HeroQuest (1989)

HeroQuest (1989) blew my mind back in the day. It was a joint venture between Milton Bradley and Games Workshop and provides a tactical dungeon crawl experience that serves as a basic introduction to tabletop FRPGs. One player is the evil wizard, the others pick one of four archetypes – barbarian, wizard, elf and dwarf – and use a little character sheets to track their progress. They then venture into the dungeon to hack apart monsters and find loot. The base game had 14 or so scenarios with different objectives and hints of narrative to play through. Combat is simple – roll hits and compare that to the shields plus the defense stat to see if you did damage.

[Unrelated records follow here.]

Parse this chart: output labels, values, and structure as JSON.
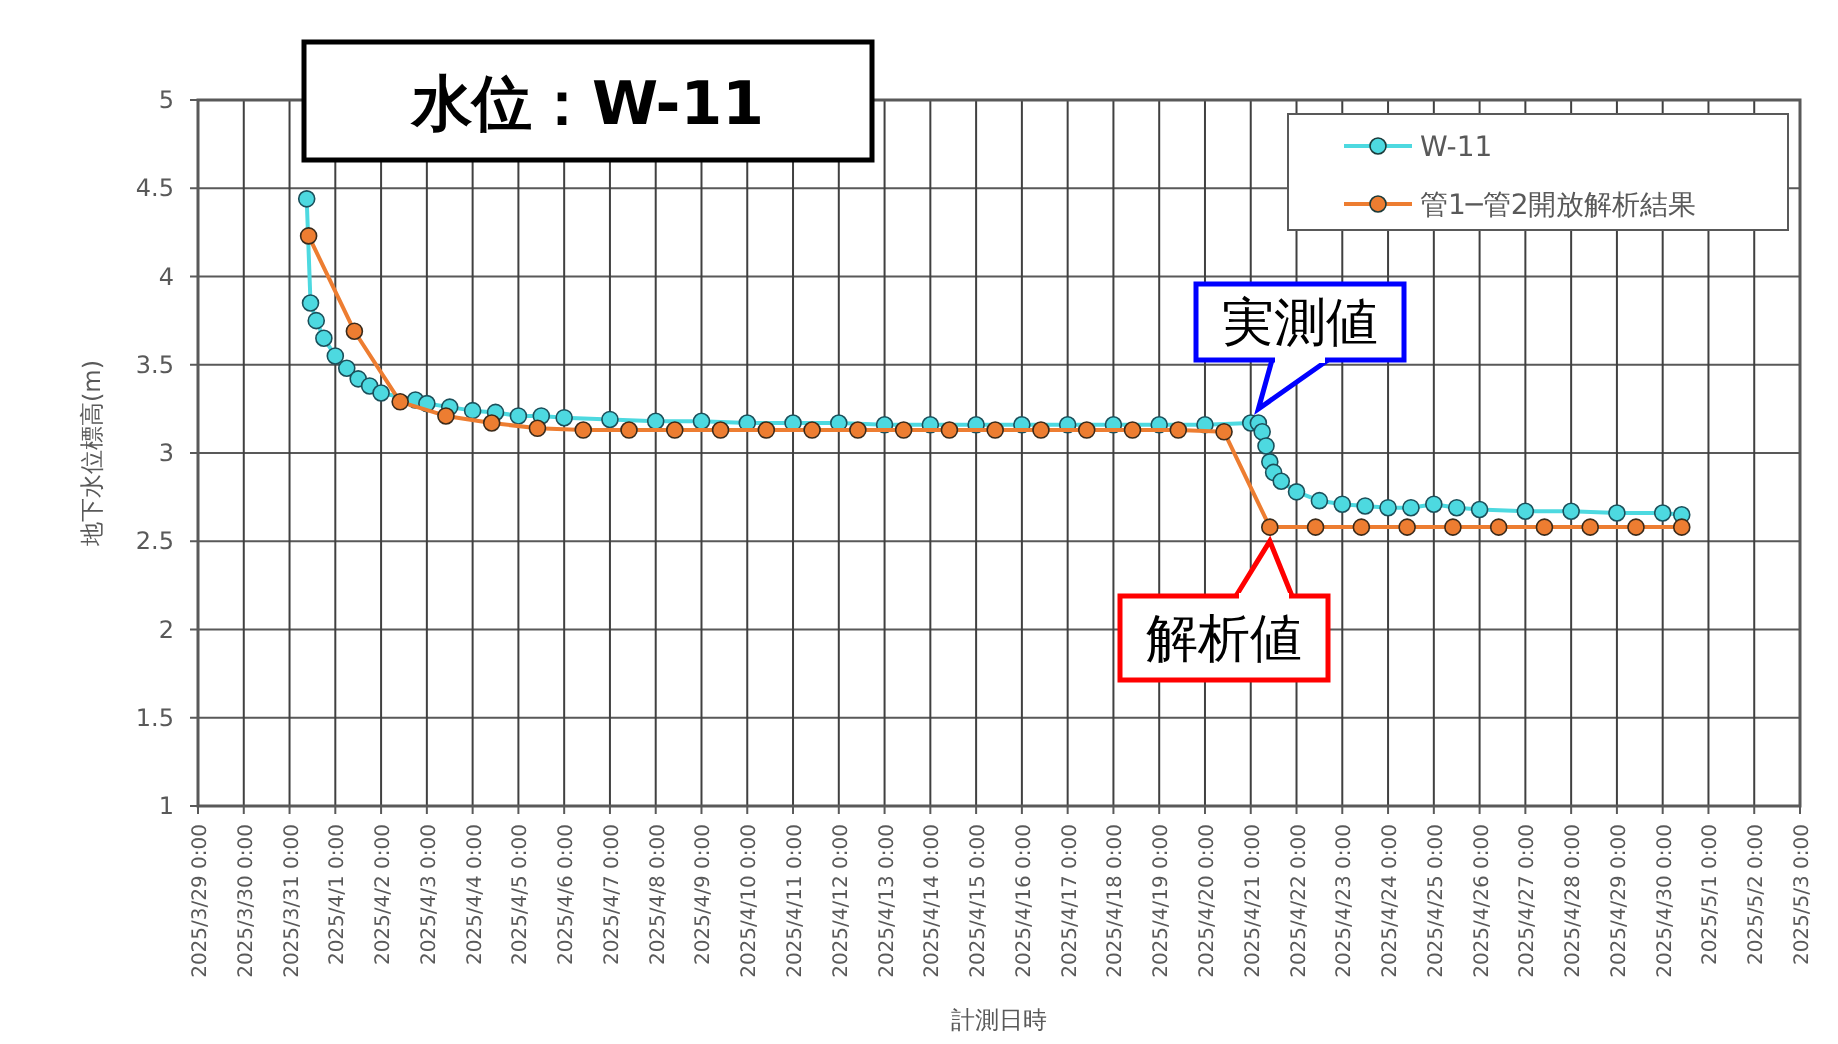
{
  "chart_data": {
    "type": "line",
    "title": "水位：W-11",
    "xlabel": "計測日時",
    "ylabel": "地下水位標高(m)",
    "xlim": [
      "2025-03-29T00:00",
      "2025-05-03T00:00"
    ],
    "xticks": [
      {
        "value": "2025-03-29T00:00",
        "label": "2025/3/29 0:00"
      },
      {
        "value": "2025-03-30T00:00",
        "label": "2025/3/30 0:00"
      },
      {
        "value": "2025-03-31T00:00",
        "label": "2025/3/31 0:00"
      },
      {
        "value": "2025-04-01T00:00",
        "label": "2025/4/1 0:00"
      },
      {
        "value": "2025-04-02T00:00",
        "label": "2025/4/2 0:00"
      },
      {
        "value": "2025-04-03T00:00",
        "label": "2025/4/3 0:00"
      },
      {
        "value": "2025-04-04T00:00",
        "label": "2025/4/4 0:00"
      },
      {
        "value": "2025-04-05T00:00",
        "label": "2025/4/5 0:00"
      },
      {
        "value": "2025-04-06T00:00",
        "label": "2025/4/6 0:00"
      },
      {
        "value": "2025-04-07T00:00",
        "label": "2025/4/7 0:00"
      },
      {
        "value": "2025-04-08T00:00",
        "label": "2025/4/8 0:00"
      },
      {
        "value": "2025-04-09T00:00",
        "label": "2025/4/9 0:00"
      },
      {
        "value": "2025-04-10T00:00",
        "label": "2025/4/10 0:00"
      },
      {
        "value": "2025-04-11T00:00",
        "label": "2025/4/11 0:00"
      },
      {
        "value": "2025-04-12T00:00",
        "label": "2025/4/12 0:00"
      },
      {
        "value": "2025-04-13T00:00",
        "label": "2025/4/13 0:00"
      },
      {
        "value": "2025-04-14T00:00",
        "label": "2025/4/14 0:00"
      },
      {
        "value": "2025-04-15T00:00",
        "label": "2025/4/15 0:00"
      },
      {
        "value": "2025-04-16T00:00",
        "label": "2025/4/16 0:00"
      },
      {
        "value": "2025-04-17T00:00",
        "label": "2025/4/17 0:00"
      },
      {
        "value": "2025-04-18T00:00",
        "label": "2025/4/18 0:00"
      },
      {
        "value": "2025-04-19T00:00",
        "label": "2025/4/19 0:00"
      },
      {
        "value": "2025-04-20T00:00",
        "label": "2025/4/20 0:00"
      },
      {
        "value": "2025-04-21T00:00",
        "label": "2025/4/21 0:00"
      },
      {
        "value": "2025-04-22T00:00",
        "label": "2025/4/22 0:00"
      },
      {
        "value": "2025-04-23T00:00",
        "label": "2025/4/23 0:00"
      },
      {
        "value": "2025-04-24T00:00",
        "label": "2025/4/24 0:00"
      },
      {
        "value": "2025-04-25T00:00",
        "label": "2025/4/25 0:00"
      },
      {
        "value": "2025-04-26T00:00",
        "label": "2025/4/26 0:00"
      },
      {
        "value": "2025-04-27T00:00",
        "label": "2025/4/27 0:00"
      },
      {
        "value": "2025-04-28T00:00",
        "label": "2025/4/28 0:00"
      },
      {
        "value": "2025-04-29T00:00",
        "label": "2025/4/29 0:00"
      },
      {
        "value": "2025-04-30T00:00",
        "label": "2025/4/30 0:00"
      },
      {
        "value": "2025-05-01T00:00",
        "label": "2025/5/1 0:00"
      },
      {
        "value": "2025-05-02T00:00",
        "label": "2025/5/2 0:00"
      },
      {
        "value": "2025-05-03T00:00",
        "label": "2025/5/3 0:00"
      }
    ],
    "ylim": [
      1,
      5
    ],
    "yticks": [
      1,
      1.5,
      2,
      2.5,
      3,
      3.5,
      4,
      4.5,
      5
    ],
    "grid": true,
    "legend": "top right",
    "marker": "circle",
    "line_style": "solid",
    "series": [
      {
        "name": "W-11",
        "color": "#4dd9e0",
        "x": [
          "2025-03-31T09:00",
          "2025-03-31T11:00",
          "2025-03-31T14:00",
          "2025-03-31T18:00",
          "2025-04-01T00:00",
          "2025-04-01T06:00",
          "2025-04-01T12:00",
          "2025-04-01T18:00",
          "2025-04-02T00:00",
          "2025-04-02T18:00",
          "2025-04-03T00:00",
          "2025-04-03T12:00",
          "2025-04-04T00:00",
          "2025-04-04T12:00",
          "2025-04-05T00:00",
          "2025-04-05T12:00",
          "2025-04-06T00:00",
          "2025-04-07T00:00",
          "2025-04-08T00:00",
          "2025-04-09T00:00",
          "2025-04-10T00:00",
          "2025-04-11T00:00",
          "2025-04-12T00:00",
          "2025-04-13T00:00",
          "2025-04-14T00:00",
          "2025-04-15T00:00",
          "2025-04-16T00:00",
          "2025-04-17T00:00",
          "2025-04-18T00:00",
          "2025-04-19T00:00",
          "2025-04-20T00:00",
          "2025-04-21T00:00",
          "2025-04-21T04:00",
          "2025-04-21T06:00",
          "2025-04-21T08:00",
          "2025-04-21T10:00",
          "2025-04-21T12:00",
          "2025-04-21T16:00",
          "2025-04-22T00:00",
          "2025-04-22T12:00",
          "2025-04-23T00:00",
          "2025-04-23T12:00",
          "2025-04-24T00:00",
          "2025-04-24T12:00",
          "2025-04-25T00:00",
          "2025-04-25T12:00",
          "2025-04-26T00:00",
          "2025-04-27T00:00",
          "2025-04-28T00:00",
          "2025-04-29T00:00",
          "2025-04-30T00:00",
          "2025-04-30T10:00"
        ],
        "values": [
          4.44,
          3.85,
          3.75,
          3.65,
          3.55,
          3.48,
          3.42,
          3.38,
          3.34,
          3.3,
          3.28,
          3.26,
          3.24,
          3.23,
          3.21,
          3.21,
          3.2,
          3.19,
          3.18,
          3.18,
          3.17,
          3.17,
          3.17,
          3.16,
          3.16,
          3.16,
          3.16,
          3.16,
          3.16,
          3.16,
          3.16,
          3.17,
          3.17,
          3.12,
          3.04,
          2.95,
          2.89,
          2.84,
          2.78,
          2.73,
          2.71,
          2.7,
          2.69,
          2.69,
          2.71,
          2.69,
          2.68,
          2.67,
          2.67,
          2.66,
          2.66,
          2.65
        ]
      },
      {
        "name": "管1─管2開放解析結果",
        "color": "#ed7d31",
        "x": [
          "2025-03-31T10:00",
          "2025-04-01T10:00",
          "2025-04-02T10:00",
          "2025-04-03T10:00",
          "2025-04-04T10:00",
          "2025-04-05T10:00",
          "2025-04-06T10:00",
          "2025-04-07T10:00",
          "2025-04-08T10:00",
          "2025-04-09T10:00",
          "2025-04-10T10:00",
          "2025-04-11T10:00",
          "2025-04-12T10:00",
          "2025-04-13T10:00",
          "2025-04-14T10:00",
          "2025-04-15T10:00",
          "2025-04-16T10:00",
          "2025-04-17T10:00",
          "2025-04-18T10:00",
          "2025-04-19T10:00",
          "2025-04-20T10:00",
          "2025-04-21T10:00",
          "2025-04-22T10:00",
          "2025-04-23T10:00",
          "2025-04-24T10:00",
          "2025-04-25T10:00",
          "2025-04-26T10:00",
          "2025-04-27T10:00",
          "2025-04-28T10:00",
          "2025-04-29T10:00",
          "2025-04-30T10:00"
        ],
        "values": [
          4.23,
          3.69,
          3.29,
          3.21,
          3.17,
          3.14,
          3.13,
          3.13,
          3.13,
          3.13,
          3.13,
          3.13,
          3.13,
          3.13,
          3.13,
          3.13,
          3.13,
          3.13,
          3.13,
          3.13,
          3.12,
          2.58,
          2.58,
          2.58,
          2.58,
          2.58,
          2.58,
          2.58,
          2.58,
          2.58,
          2.58
        ]
      }
    ],
    "annotations": [
      {
        "text": "実測値",
        "x": "2025-04-21T04:00",
        "y": 3.17
      },
      {
        "text": "解析値",
        "x": "2025-04-21T10:00",
        "y": 2.58
      }
    ]
  }
}
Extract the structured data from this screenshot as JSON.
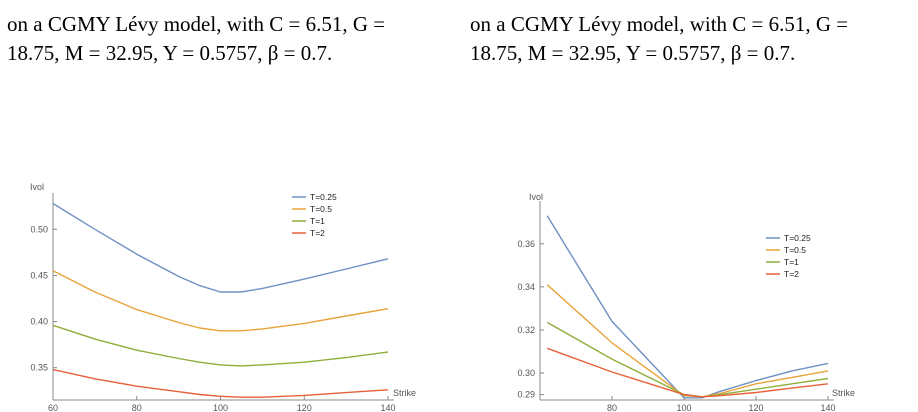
{
  "captions": [
    {
      "line1": "on a CGMY Lévy model, with C = 6.51, G =",
      "line2": "18.75, M = 32.95, Y = 0.5757, β = 0.7."
    },
    {
      "line1": "on a CGMY Lévy model, with C = 6.51, G =",
      "line2": "18.75, M = 32.95, Y = 0.5757, β = 0.7."
    }
  ],
  "colors": {
    "T=0.25": "#6f90c3",
    "T=0.5": "#e8a43a",
    "T=1": "#8fae3a",
    "T=2": "#e8603a"
  },
  "chart_data": [
    {
      "type": "line",
      "ylabel": "Ivol",
      "xlabel": "Strike",
      "xlim": [
        60,
        140
      ],
      "ylim": [
        0.315,
        0.535
      ],
      "xticks": [
        60,
        80,
        100,
        120,
        140
      ],
      "yticks": [
        0.35,
        0.4,
        0.45,
        0.5
      ],
      "ytick_labels": [
        "0.35",
        "0.40",
        "0.45",
        "0.50"
      ],
      "legend": "top-right",
      "x": [
        60,
        70,
        80,
        90,
        95,
        100,
        105,
        110,
        120,
        130,
        140
      ],
      "series": [
        {
          "name": "T=0.25",
          "values": [
            0.528,
            0.5,
            0.473,
            0.449,
            0.439,
            0.432,
            0.432,
            0.436,
            0.446,
            0.457,
            0.468
          ]
        },
        {
          "name": "T=0.5",
          "values": [
            0.455,
            0.432,
            0.413,
            0.399,
            0.393,
            0.39,
            0.39,
            0.392,
            0.398,
            0.406,
            0.414
          ]
        },
        {
          "name": "T=1",
          "values": [
            0.396,
            0.381,
            0.369,
            0.36,
            0.356,
            0.353,
            0.352,
            0.353,
            0.356,
            0.361,
            0.367
          ]
        },
        {
          "name": "T=2",
          "values": [
            0.348,
            0.338,
            0.33,
            0.324,
            0.321,
            0.319,
            0.318,
            0.318,
            0.32,
            0.323,
            0.326
          ]
        }
      ]
    },
    {
      "type": "line",
      "ylabel": "Ivol",
      "xlabel": "Strike",
      "xlim": [
        60,
        140
      ],
      "ylim": [
        0.2875,
        0.378
      ],
      "xticks": [
        80,
        100,
        120,
        140
      ],
      "yticks": [
        0.29,
        0.3,
        0.32,
        0.34,
        0.36
      ],
      "ytick_labels": [
        "0.29",
        "0.30",
        "0.32",
        "0.34",
        "0.36"
      ],
      "legend": "top-right",
      "x": [
        62,
        80,
        100,
        105,
        110,
        120,
        130,
        140
      ],
      "series": [
        {
          "name": "T=0.25",
          "values": [
            0.373,
            0.324,
            0.2885,
            0.2885,
            0.2915,
            0.2965,
            0.301,
            0.3045
          ]
        },
        {
          "name": "T=0.5",
          "values": [
            0.341,
            0.314,
            0.2895,
            0.289,
            0.2905,
            0.295,
            0.298,
            0.301
          ]
        },
        {
          "name": "T=1",
          "values": [
            0.3235,
            0.3065,
            0.29,
            0.289,
            0.29,
            0.2925,
            0.295,
            0.2975
          ]
        },
        {
          "name": "T=2",
          "values": [
            0.3115,
            0.3005,
            0.29,
            0.289,
            0.2895,
            0.291,
            0.293,
            0.295
          ]
        }
      ]
    }
  ]
}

As a board game, it is pretty simplistic. The balance leaves a lot to be desired – everything is skewed to favor the heroes and their improvement between games through equipment upgrades exacerbates that problem. Monsters are slow and have no ranged attacks, so smart players learn early that they can stack up at doorways to turn the bottleneck into a meat grinder and there isn’t a whole lot the GM can do to make things more dangerous. For the time, though, there is a ton of groundbreaking stuff here. (I expect someone has hacked the rules to fix the balance, and if you know who, put me in touch)

What HeroQuest lacks in complexity it more than makes up for in bits. Wonderful, wonderful bits. The miniatures are a big part of it. There are a ton of them and they were my first (and sorta last) exposure to the Games Workshop design aesthetic, which felt super fresh at the time. I am sure I am not the only one with a more than passing obsession with the chaos priest and the gargoyle.

But the thing that really brought the game to life for me was…the furniture? Tombs, bookcases, even doors, everything had a little 3D component of cardboard and plastic to place in the appropriate spot in the dungeon. There are even little plastic rats and skulls you can use to decorate. AHHH! So GOOD.